Open the floor. Take questions. The room may want to discuss:

  • How does the agent decide what to search? (the model + the prompt + reasoning)
  • What happens if the agent runs in a loop? (maxTurns cap, the safety bound)
  • How do we deploy this in production? (the parent is one piece; orchestration around it is the production system)
  • What about cost at scale? (subagents on Sonnet are ~20% the cost of Opus; budget controls in the orchestration layer)
  • Can we use a different LLM? (yes — the SDK is provider-agnostic when paired with a router; for Anthropic’s SDK specifically, swap the model name)

Common surprises and what to do

What happensWhat to do
Long silence after pnpm startWait 30 seconds. The agent is connecting + choosing its first query. Then the log starts.
403 Forbidden on a WebFetchExpected. Many sources block automated requests. The agent will try a different source.
Agent says “only 3 verified incidents, not 5”Accept it. The prompt told the agent not to invent. This is correct behaviour.
429 Too Many RequestsWait 60 seconds and rerun. If using a shared key, switch to a different provider routing.
Agent finishes but outputs/ is emptyCheck permissionMode is "acceptEdits". If "ask", the agent paused for permission.
Typecheck shows errors after pastingLikely a wrong-order paste or a missing brace. Re-paste the section that fails.
Cost much higher than $1INCIDENT_COUNT may be set high, or the model is Opus running long. Drop count, switch to Sonnet via env.

Why this format works

Three reasons this two-hour workshop tends to land well:

  1. Paste-driven, not type-from-scratch. Engineers don’t need to learn TypeScript. They paste 9 sections in sequence; the presenter narrates what each section does. Cognitive load goes to understanding the agent, not to writing code.

  2. The first ~30 seconds of pnpm start look like nothing. This is the moment to NOT fill the silence. When the log starts, the room is ready to watch.
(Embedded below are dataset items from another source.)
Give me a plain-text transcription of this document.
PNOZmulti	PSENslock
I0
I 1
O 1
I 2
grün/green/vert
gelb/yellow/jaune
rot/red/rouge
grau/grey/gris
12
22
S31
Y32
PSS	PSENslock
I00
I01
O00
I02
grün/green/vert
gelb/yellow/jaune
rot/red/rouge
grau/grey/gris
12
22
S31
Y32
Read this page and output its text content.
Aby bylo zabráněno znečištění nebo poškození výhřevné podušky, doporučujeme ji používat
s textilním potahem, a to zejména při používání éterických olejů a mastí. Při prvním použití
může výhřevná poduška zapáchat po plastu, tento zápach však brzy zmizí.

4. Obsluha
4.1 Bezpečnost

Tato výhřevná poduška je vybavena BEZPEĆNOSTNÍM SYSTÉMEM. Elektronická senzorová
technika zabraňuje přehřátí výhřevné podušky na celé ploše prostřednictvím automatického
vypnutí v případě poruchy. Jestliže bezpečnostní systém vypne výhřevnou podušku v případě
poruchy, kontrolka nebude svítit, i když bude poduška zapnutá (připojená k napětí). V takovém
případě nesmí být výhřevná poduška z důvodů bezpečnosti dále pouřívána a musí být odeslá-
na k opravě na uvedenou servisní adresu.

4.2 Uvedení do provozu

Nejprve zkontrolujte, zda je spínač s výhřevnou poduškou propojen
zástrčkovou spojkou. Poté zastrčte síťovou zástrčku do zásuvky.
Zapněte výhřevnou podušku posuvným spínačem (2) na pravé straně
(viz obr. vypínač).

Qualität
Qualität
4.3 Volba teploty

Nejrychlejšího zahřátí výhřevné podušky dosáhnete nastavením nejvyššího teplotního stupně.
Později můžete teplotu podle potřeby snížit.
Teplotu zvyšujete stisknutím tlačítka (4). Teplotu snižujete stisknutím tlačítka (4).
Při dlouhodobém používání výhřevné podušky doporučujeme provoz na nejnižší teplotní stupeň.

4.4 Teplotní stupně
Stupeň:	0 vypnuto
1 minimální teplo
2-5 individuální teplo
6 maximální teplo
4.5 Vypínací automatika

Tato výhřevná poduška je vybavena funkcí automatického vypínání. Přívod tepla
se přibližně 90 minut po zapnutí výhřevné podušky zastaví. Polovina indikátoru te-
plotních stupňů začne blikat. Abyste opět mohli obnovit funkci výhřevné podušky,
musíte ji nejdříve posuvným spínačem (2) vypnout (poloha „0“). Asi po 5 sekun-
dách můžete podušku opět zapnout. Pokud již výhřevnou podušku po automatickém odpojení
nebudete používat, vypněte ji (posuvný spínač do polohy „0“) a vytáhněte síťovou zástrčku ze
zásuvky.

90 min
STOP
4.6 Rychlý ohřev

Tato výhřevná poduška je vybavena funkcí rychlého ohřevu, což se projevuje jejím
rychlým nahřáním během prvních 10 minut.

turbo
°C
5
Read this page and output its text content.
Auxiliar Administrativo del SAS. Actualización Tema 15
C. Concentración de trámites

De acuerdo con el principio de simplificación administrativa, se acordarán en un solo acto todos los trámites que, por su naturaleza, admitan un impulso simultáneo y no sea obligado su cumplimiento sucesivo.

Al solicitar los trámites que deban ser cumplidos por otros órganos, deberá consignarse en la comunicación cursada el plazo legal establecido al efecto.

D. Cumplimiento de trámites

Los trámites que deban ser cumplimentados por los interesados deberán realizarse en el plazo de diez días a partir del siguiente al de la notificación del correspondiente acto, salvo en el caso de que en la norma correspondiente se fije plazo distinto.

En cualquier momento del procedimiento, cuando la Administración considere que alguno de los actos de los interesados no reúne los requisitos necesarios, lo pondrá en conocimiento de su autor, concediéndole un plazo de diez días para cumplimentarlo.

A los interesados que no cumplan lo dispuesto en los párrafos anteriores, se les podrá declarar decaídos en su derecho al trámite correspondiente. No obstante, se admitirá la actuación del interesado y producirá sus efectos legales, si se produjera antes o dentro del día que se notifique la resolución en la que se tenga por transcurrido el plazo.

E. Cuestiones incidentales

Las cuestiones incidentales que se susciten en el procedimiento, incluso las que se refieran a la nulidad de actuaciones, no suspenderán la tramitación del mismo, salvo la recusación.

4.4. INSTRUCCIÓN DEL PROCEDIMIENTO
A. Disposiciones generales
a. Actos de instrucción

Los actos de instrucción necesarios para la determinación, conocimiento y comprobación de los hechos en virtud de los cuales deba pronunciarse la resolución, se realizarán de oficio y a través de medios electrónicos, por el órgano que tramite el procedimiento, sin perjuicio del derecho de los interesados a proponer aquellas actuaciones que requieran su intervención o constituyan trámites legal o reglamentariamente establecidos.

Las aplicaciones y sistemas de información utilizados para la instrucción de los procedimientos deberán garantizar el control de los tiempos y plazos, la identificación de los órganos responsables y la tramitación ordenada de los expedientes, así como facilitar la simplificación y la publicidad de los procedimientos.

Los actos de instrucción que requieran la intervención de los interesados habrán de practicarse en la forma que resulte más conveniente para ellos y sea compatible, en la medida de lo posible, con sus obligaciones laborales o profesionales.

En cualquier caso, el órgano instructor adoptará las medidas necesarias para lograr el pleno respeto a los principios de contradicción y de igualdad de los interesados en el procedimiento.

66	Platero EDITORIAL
  3. The agent rejects a result on its own. Without prompting, without scripted theatre — the agent obeys its instructions. That is the moment where the room understands what they just built.


What this primitive scales to

The single agent → multi-agent pattern is the kernel. Beyond it:

  • A company of many subagents — multiple parent agents, each with its own subagent team, sharing a library and a memory layer.
  • Long-running agents — heartbeats, scheduled wakeups, persistent state across runs.
  • Channel-driven agents — WhatsApp, email, Slack, Teams — the agent receives, processes, and replies on the channel its user prefers.
  • Cross-agent memory — what one agent learns yesterday, another agent reads on its way in today.

These are not in Workshop 1. They live in the Workshop 2 build guide and Workshop 3 hooks guide, and in the broader LifeOS · Living AI Office platform.